Art on Central
Pop-up museum welcomes Main Street directors; Local artists display their work
When Cary Clark’s parents used to take her to auctions throughout the Fort Dodge area, they wanted her hands to stay down.
One way that was accomplished was for her to draw.
“I used to draw while my parents were at auctions,” said Clark, a local artist and Realtor. “They wanted to keep my hands down so I wasn’t bidding.”
Drawing eventually led Clark to other creations. On Wednesday, her art was on display at a pop-up gallery at 817 Central Ave. A pop-up gallery is a temporary display.
Denny Wyatt allowed the space to be used, said Meg Beshey, local artist and organizer of the event. Beshey said the pop-up gallery was used to show Main Street directors from around the state how an empty space can be utilized.
Clark has been creating for about 40 years now. She likes to take something of little or no value and turn it into something beautiful.
“My parents were antique dealers my whole life and I used to go hunting with them,” Clark said. “I would sort through the boxes.”

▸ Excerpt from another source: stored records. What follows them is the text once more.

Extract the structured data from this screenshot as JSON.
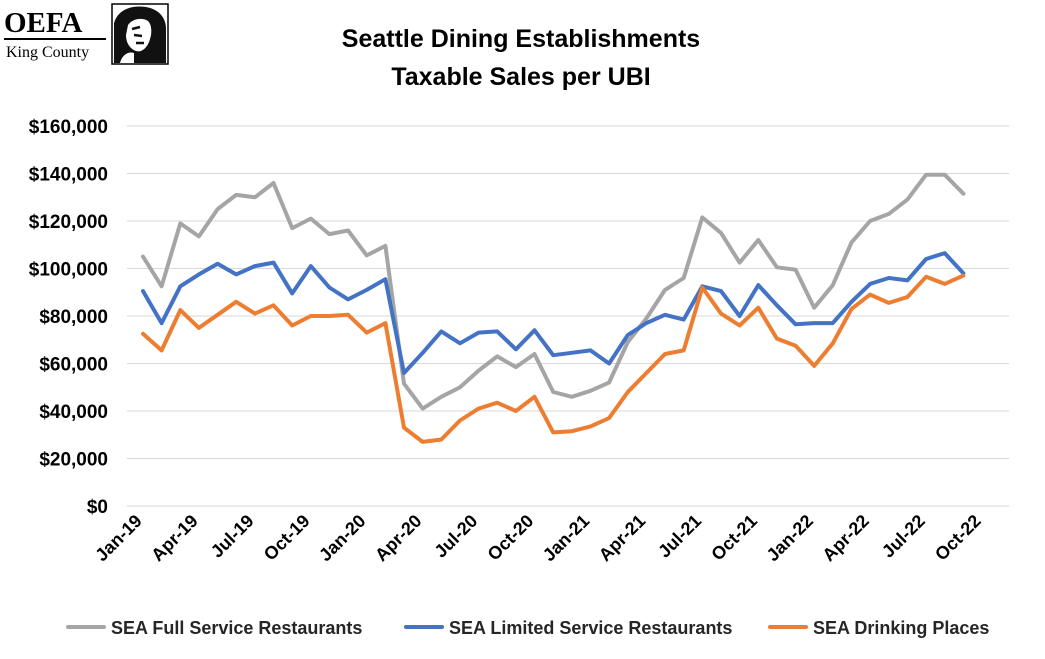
{
  "logo": {
    "name": "OEFA",
    "region": "King County"
  },
  "colors": {
    "full_service": "#a5a5a5",
    "limited_service": "#4472c4",
    "drinking": "#ed7d31",
    "grid": "#d9d9d9"
  },
  "chart_data": {
    "type": "line",
    "title": "Seattle Dining Establishments",
    "subtitle": "Taxable Sales per UBI",
    "xlabel": "",
    "ylabel": "",
    "ylim": [
      0,
      160000
    ],
    "yticks": [
      {
        "value": 0,
        "label": "$0"
      },
      {
        "value": 20000,
        "label": "$20,000"
      },
      {
        "value": 40000,
        "label": "$40,000"
      },
      {
        "value": 60000,
        "label": "$60,000"
      },
      {
        "value": 80000,
        "label": "$80,000"
      },
      {
        "value": 100000,
        "label": "$100,000"
      },
      {
        "value": 120000,
        "label": "$120,000"
      },
      {
        "value": 140000,
        "label": "$140,000"
      },
      {
        "value": 160000,
        "label": "$160,000"
      }
    ],
    "x_tick_labels": [
      "Jan-19",
      "Apr-19",
      "Jul-19",
      "Oct-19",
      "Jan-20",
      "Apr-20",
      "Jul-20",
      "Oct-20",
      "Jan-21",
      "Apr-21",
      "Jul-21",
      "Oct-21",
      "Jan-22",
      "Apr-22",
      "Jul-22",
      "Oct-22"
    ],
    "grid": true,
    "legend_position": "bottom",
    "categories": [
      "Jan-19",
      "Feb-19",
      "Mar-19",
      "Apr-19",
      "May-19",
      "Jun-19",
      "Jul-19",
      "Aug-19",
      "Sep-19",
      "Oct-19",
      "Nov-19",
      "Dec-19",
      "Jan-20",
      "Feb-20",
      "Mar-20",
      "Apr-20",
      "May-20",
      "Jun-20",
      "Jul-20",
      "Aug-20",
      "Sep-20",
      "Oct-20",
      "Nov-20",
      "Dec-20",
      "Jan-21",
      "Feb-21",
      "Mar-21",
      "Apr-21",
      "May-21",
      "Jun-21",
      "Jul-21",
      "Aug-21",
      "Sep-21",
      "Oct-21",
      "Nov-21",
      "Dec-21",
      "Jan-22",
      "Feb-22",
      "Mar-22",
      "Apr-22",
      "May-22",
      "Jun-22",
      "Jul-22",
      "Aug-22",
      "Sep-22",
      "Oct-22"
    ],
    "series": [
      {
        "name": "SEA Full Service Restaurants",
        "color": "#a5a5a5",
        "values": [
          105000,
          92500,
          119000,
          113500,
          125000,
          131000,
          130000,
          136000,
          117000,
          121000,
          114500,
          116000,
          105500,
          109500,
          51500,
          41000,
          46000,
          50000,
          57000,
          63000,
          58500,
          64000,
          48000,
          46000,
          48500,
          52000,
          69000,
          79000,
          91000,
          96000,
          121500,
          115000,
          102500,
          112000,
          100500,
          99500,
          83500,
          93000,
          111000,
          120000,
          123000,
          129000,
          139500,
          139500,
          131500,
          null
        ]
      },
      {
        "name": "SEA Limited Service Restaurants",
        "color": "#4472c4",
        "values": [
          90500,
          77000,
          92500,
          97500,
          102000,
          97500,
          101000,
          102500,
          89500,
          101000,
          92000,
          87000,
          91000,
          95500,
          56000,
          64500,
          73500,
          68500,
          73000,
          73500,
          66000,
          74000,
          63500,
          64500,
          65500,
          60000,
          72000,
          77000,
          80500,
          78500,
          92500,
          90500,
          80000,
          93000,
          84500,
          76500,
          77000,
          77000,
          86000,
          93500,
          96000,
          95000,
          104000,
          106500,
          98000,
          null
        ]
      },
      {
        "name": "SEA Drinking Places",
        "color": "#ed7d31",
        "values": [
          72500,
          65500,
          82500,
          75000,
          80500,
          86000,
          81000,
          84500,
          76000,
          80000,
          80000,
          80500,
          73000,
          77000,
          33000,
          27000,
          28000,
          36000,
          41000,
          43500,
          40000,
          46000,
          31000,
          31500,
          33500,
          37000,
          48000,
          56000,
          64000,
          65500,
          92000,
          81000,
          76000,
          83500,
          70500,
          67500,
          59000,
          68500,
          83000,
          89000,
          85500,
          88000,
          96500,
          93500,
          97000,
          null
        ]
      }
    ]
  }
}
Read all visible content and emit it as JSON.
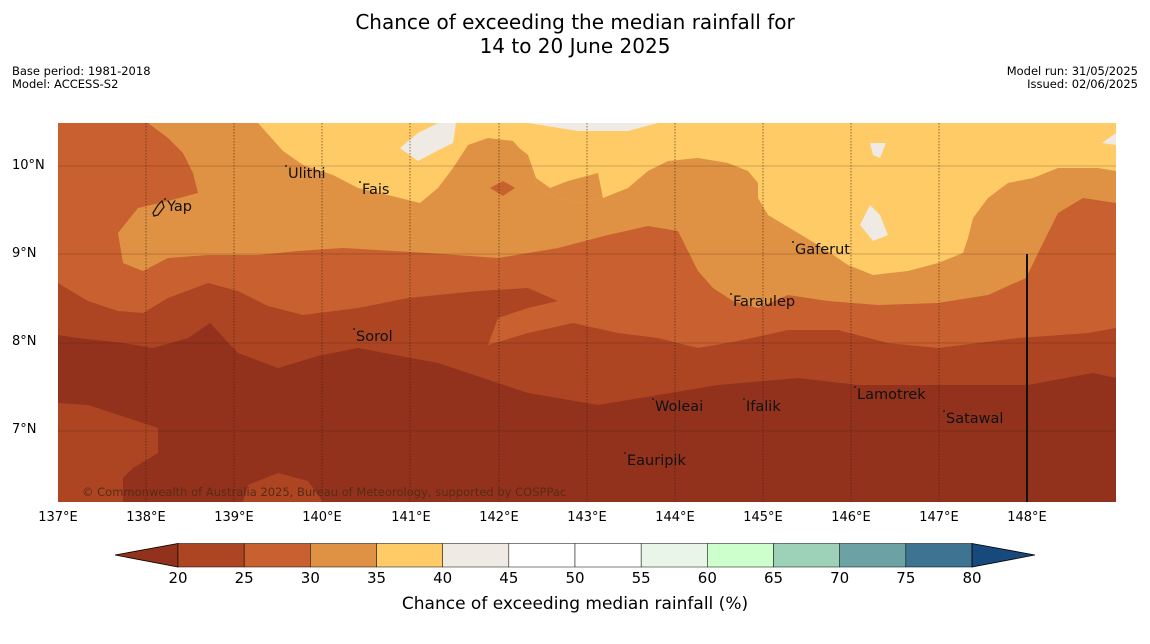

Oftentimes, buyers at auctions will buy an entire box just for one item.
Clark would end up making the most of what was left of the other stuff.
One of her pieces on display combines items like an old wooden tennis racket, part of a game board and other pieces to form a fish.
“I like to find old bits of wood,” Clark said. “Things like old spindles and broken chairs.”
Clark’s first job was working in the display department at the Fort Dodge Sears store.
There, she worked with displays and merchandise. She also operated a forklift in the warehouse.
“It was an eye-opening job for a 16-year-old girl,” Clark said. “That was a fun place for me. It was a place of growth for me.”
As an artist, Clark said she’s not afraid to try anything.
“I think that’s how most artists feel,” she said.
Angel Crouse, of Fort Dodge, agreed. Her focus is on fiber art.
Ear warmers and hats made by Crouse were on display at the pop-up gallery.
Crouse is a hair colorist at Indigo Lotus Salon, 125 S. Third St.
At night, she crochets.
“I like to stay busy,” Crouse said as she was making her next hat.
She learned at a young age to crochet.
“I learned to crochet and knit from my grandmother,” Crouse said. “I grew up poor, so if I wanted a hat I had to make it.”
Her friend, Noah “Ox” Baas, of Algona, was there showing his paintings.
“Ox is like my big brother,” Crouse said. “He’s on episode 10 of a 13 (comic) book series.”
Baas said he started following his passion about 10 years ago.
“I got out of the workforce and started chasing my own dreams,” Baas said. “I came up with my own story and did it myself.”
The series he is working on focuses on a drifter in a zombie apocalypse.
“It follows him along on this final journey before he passes along,” Baas said.
Baas said his paintings are acrylic. For the comics, he inks the pages and colors them with Copic alcohol markers.
His comics are available locally at Dungeons and Dodgers, 1018 Central Ave.